J'ai envie de dire qu'il n'y a pas vraiment de titre






[Pas de chanson]


Je sais pas si tu as remarqué, il ne fait pas beau.
De toute façon, je n'aime pas quand on allume la lumière au bureau.
J'aime pas le superficiel, ou je ne sais pas comment vous appelez ça. Les trucs en plastiques, les trucs qui puent, et tous ces objets sans vie que l'on imagine, jetés par la fenêtre d'une voiture en pleine campagne. Je déteste tous ces gens qui jettent des trucs de leur voiture. J'ai horreur de ça.

Il parait que je dis ce que je pense. C'est assez étrange, je ne pense pas être comme ça. Y'a qu'ici ou qu'avec vous que je le suis. Cela prouve bien une chose. Je ne suis pas pareil ici et dans la réalité. Ici je déprime, dans la réalité il parait que "je souris tout le temps". Ahah. Laisse moi rire. Nan. Laisse moi vomir. Encore heureux que j'ai peur de vomir. Sinon ce serait la cata. Strophe.

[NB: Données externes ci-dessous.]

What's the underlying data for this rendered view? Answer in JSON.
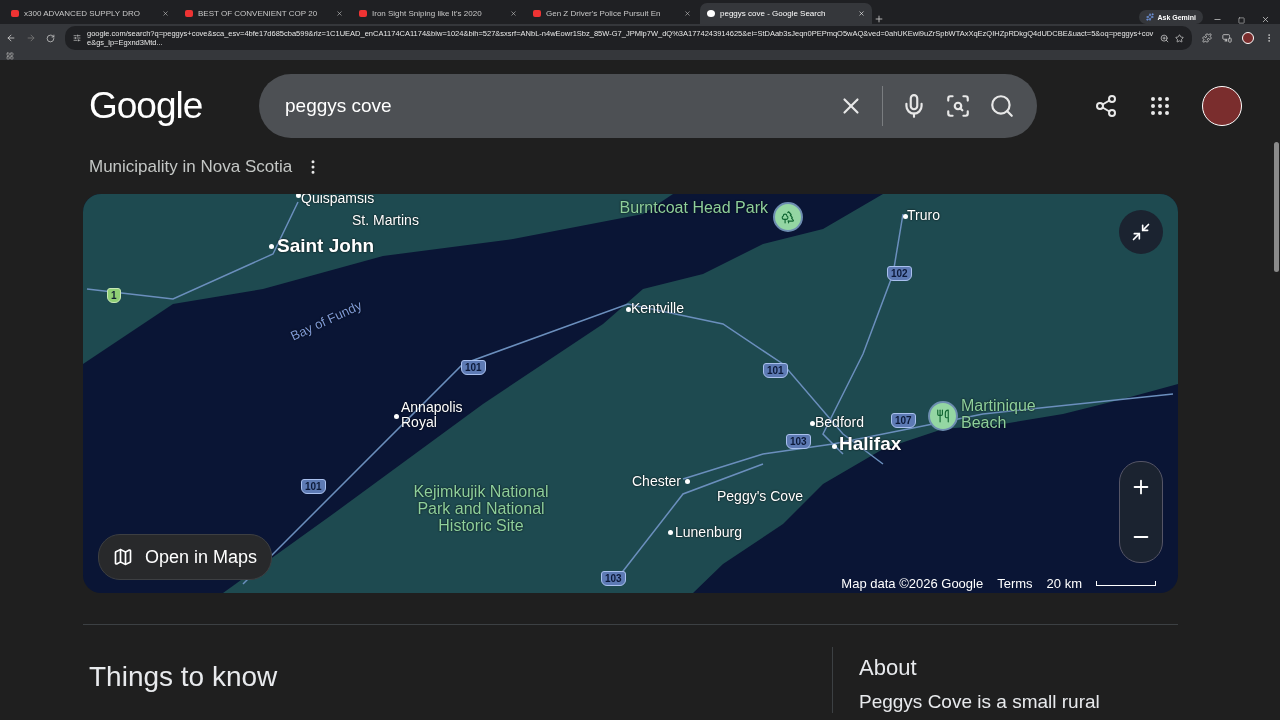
{
  "browser": {
    "tabs": [
      {
        "title": "x300 ADVANCED SUPPLY DRO",
        "kind": "video",
        "selected": false
      },
      {
        "title": "BEST OF CONVENIENT COP 20",
        "kind": "video",
        "selected": false
      },
      {
        "title": "Iron Sight Sniping like It's 2020",
        "kind": "video",
        "selected": false
      },
      {
        "title": "Gen Z Driver's Police Pursuit En",
        "kind": "video",
        "selected": false
      },
      {
        "title": "peggys cove - Google Search",
        "kind": "search",
        "selected": true
      }
    ],
    "ask_gemini": "Ask Gemini",
    "url": "google.com/search?q=peggys+cove&sca_esv=4bfe17d685cba599&rlz=1C1UEAD_enCA1174CA1174&biw=1024&bih=527&sxsrf=ANbL-n4wEowr1Sbz_85W-G7_JPMlp7W_dQ%3A1774243914625&ei=StDAab3sJeqn0PEPmqO5wAQ&ved=0ahUKEwi9uZrSpbWTAxXqEzQIHZpRDkgQ4dUDCBE&uact=5&oq=peggys+cove&gs_lp=Egxnd3Mtd..."
  },
  "header": {
    "logo": "Google",
    "query": "peggys cove"
  },
  "subtitle": "Municipality in Nova Scotia",
  "map": {
    "labels": [
      {
        "text": "Quispamsis",
        "kind": "town"
      },
      {
        "text": "St. Martins",
        "kind": "town"
      },
      {
        "text": "Saint John",
        "kind": "city"
      },
      {
        "text": "Bay of Fundy",
        "kind": "water"
      },
      {
        "text": "Burntcoat Head Park",
        "kind": "park"
      },
      {
        "text": "Truro",
        "kind": "town"
      },
      {
        "text": "Kentville",
        "kind": "town"
      },
      {
        "text": "Annapolis Royal",
        "kind": "town"
      },
      {
        "text": "Kejimkujik National Park and National Historic Site",
        "kind": "park"
      },
      {
        "text": "Chester",
        "kind": "town"
      },
      {
        "text": "Peggy's Cove",
        "kind": "town"
      },
      {
        "text": "Lunenburg",
        "kind": "town"
      },
      {
        "text": "Bedford",
        "kind": "town"
      },
      {
        "text": "Halifax",
        "kind": "city"
      },
      {
        "text": "Martinique Beach",
        "kind": "park"
      },
      {
        "text": "1",
        "kind": "shield"
      },
      {
        "text": "102",
        "kind": "shield"
      },
      {
        "text": "101",
        "kind": "shield"
      },
      {
        "text": "101",
        "kind": "shield"
      },
      {
        "text": "107",
        "kind": "shield"
      },
      {
        "text": "103",
        "kind": "shield"
      },
      {
        "text": "101",
        "kind": "shield"
      },
      {
        "text": "103",
        "kind": "shield"
      }
    ],
    "open_in_maps": "Open in Maps",
    "attribution": "Map data ©2026 Google",
    "terms": "Terms",
    "scale": "20 km"
  },
  "things_to_know": "Things to know",
  "about": {
    "title": "About",
    "text": "Peggys Cove is a small rural"
  }
}
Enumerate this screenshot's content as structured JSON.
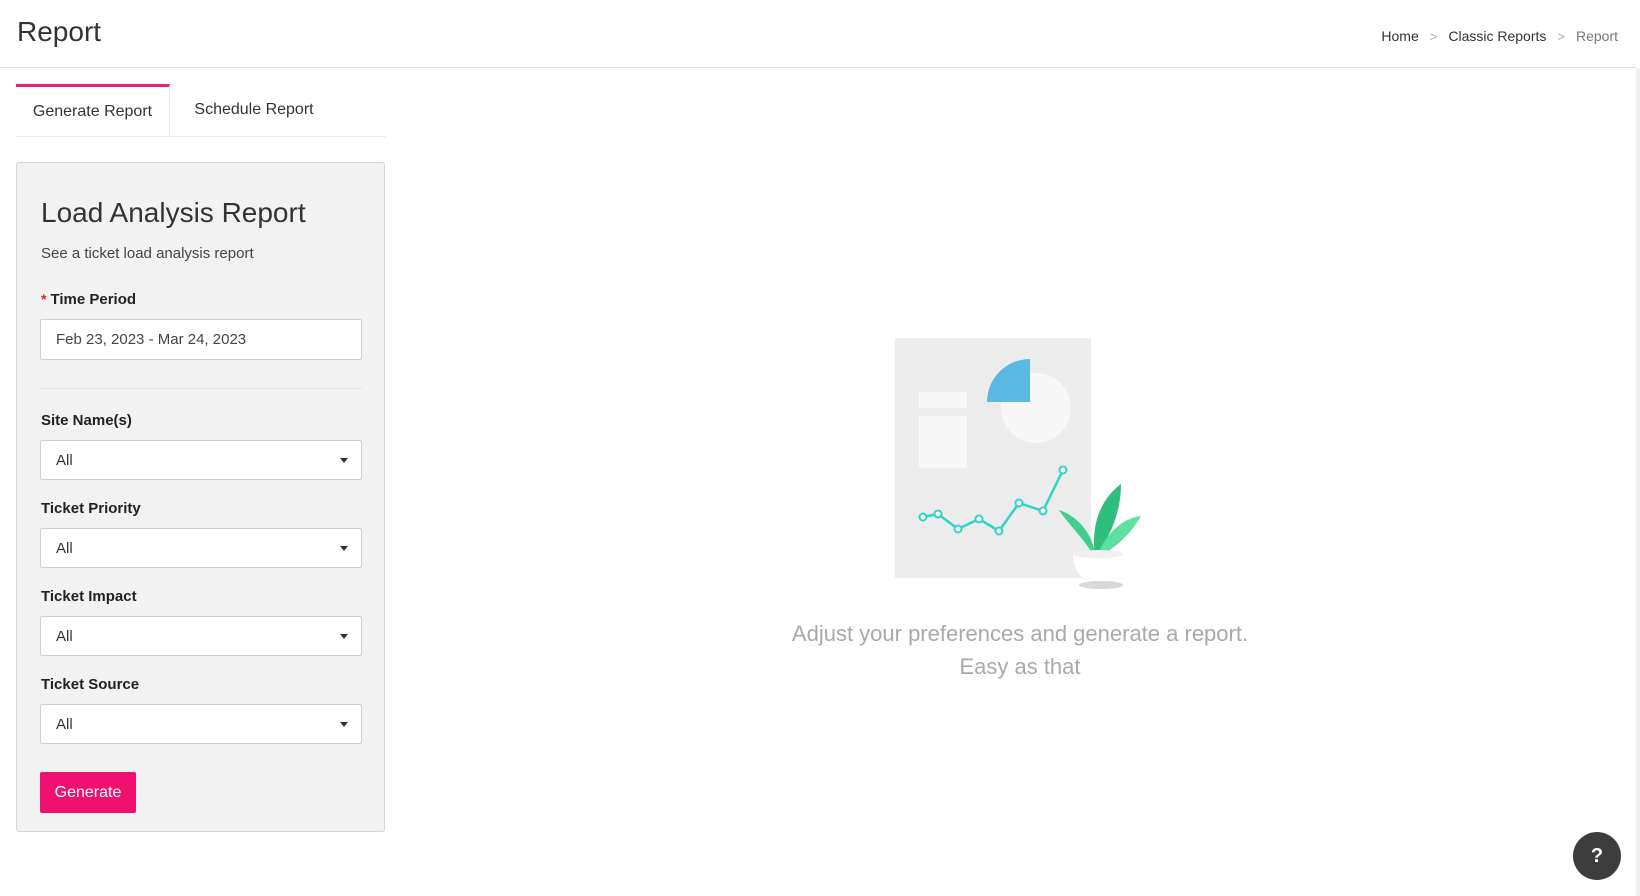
{
  "header": {
    "title": "Report",
    "breadcrumb": [
      "Home",
      "Classic Reports",
      "Report"
    ],
    "breadcrumb_separator": ">"
  },
  "tabs": [
    {
      "label": "Generate Report",
      "active": true
    },
    {
      "label": "Schedule Report",
      "active": false
    }
  ],
  "form": {
    "title": "Load Analysis Report",
    "description": "See a ticket load analysis report",
    "required_marker": "*",
    "time_period": {
      "label": "Time Period",
      "value": "Feb 23, 2023 - Mar 24, 2023"
    },
    "site_names": {
      "label": "Site Name(s)",
      "value": "All"
    },
    "ticket_priority": {
      "label": "Ticket Priority",
      "value": "All"
    },
    "ticket_impact": {
      "label": "Ticket Impact",
      "value": "All"
    },
    "ticket_source": {
      "label": "Ticket Source",
      "value": "All"
    },
    "generate_label": "Generate"
  },
  "empty_state": {
    "line1": "Adjust your preferences and generate a report.",
    "line2": "Easy as that"
  },
  "help": {
    "label": "?"
  },
  "colors": {
    "accent": "#f0116f",
    "tab_indicator": "#ec1e79",
    "required": "#e02020",
    "illustration_blue": "#5bb8e3",
    "illustration_teal": "#2dd4c4",
    "illustration_green": "#3ecf8e"
  }
}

Moi, j'aime desfois, ces moments où je ne souris pas. Ou je suis un peu seul, mais que "ça va". Ces moments qui immobilisent un peu, qui tétanisent le corps et qui envolent l'esprit. Desfois il se passe plein de choses dedans. Malheureusement, c'est que dedans, ça n'existe pas. Rester vivant pour ça. Entre autres. Des choses qui n'existent pas. Je me fais des films. J'imagine des histoires partout. C'est toujours génial. Extra. Ordinaire. C'est moi qui décide de ce qu'il vient de se passer, de ce qu'il se passera, je ne vois que le présent, celui qui défile et qui s'en va sans cesse. Il y a tout un univers. Tout un monde extraordinaire.
Il n'y a pas tous ces cons. Il n'y a pas ces mensonges, ces forçages, ces sourires a la con, remplis de vide et de plastique. Remplis de faux, merci, et de rien. Ils ont tous des bébés en ce moment. Plein de trucs qui sortent des choux et des roses. De toute façon je me vois pas acheter du choux. Et les roses ça pique. Alors ils débarquent, "ahhh gna gna gna, truc bidule, 3kg250" ça me fait une belle jambe "Il passera demain avec sa maman à l'heure de l'apéro!" Youpi, mais vas-y dégage jm'en fous moi. J'ai même pas le droit de partir. Parce que "ça se fait pas", parce que "gna gna et bidule truc en verlan". Vous savez, il a dit "sauvage". Et au début il disait aussi "Tu devrais venir et patati et patata" mais tout bas, comme s'il avait ôté son masque quelques secondes pour me dire un truc. Mais justement ! Pourquoi il le remet son masque, pourquoi après il rechange d'attitude et s'en va se fondre dans la masse parce qu'il sent que c'est ce qu'il faut faire? D'un coup il est plus naturel, et rebelote. C'est fatigant d'être avec les gens, ceux là là. Ceux qui dégueulent de ces personnages qui ne sont pas eux. Il y a des choses qu'on a pas le droit de ne pas aimer. Qu'on a pas le droit de vouloir fuir ou éviter. Sinon on est "sauvage".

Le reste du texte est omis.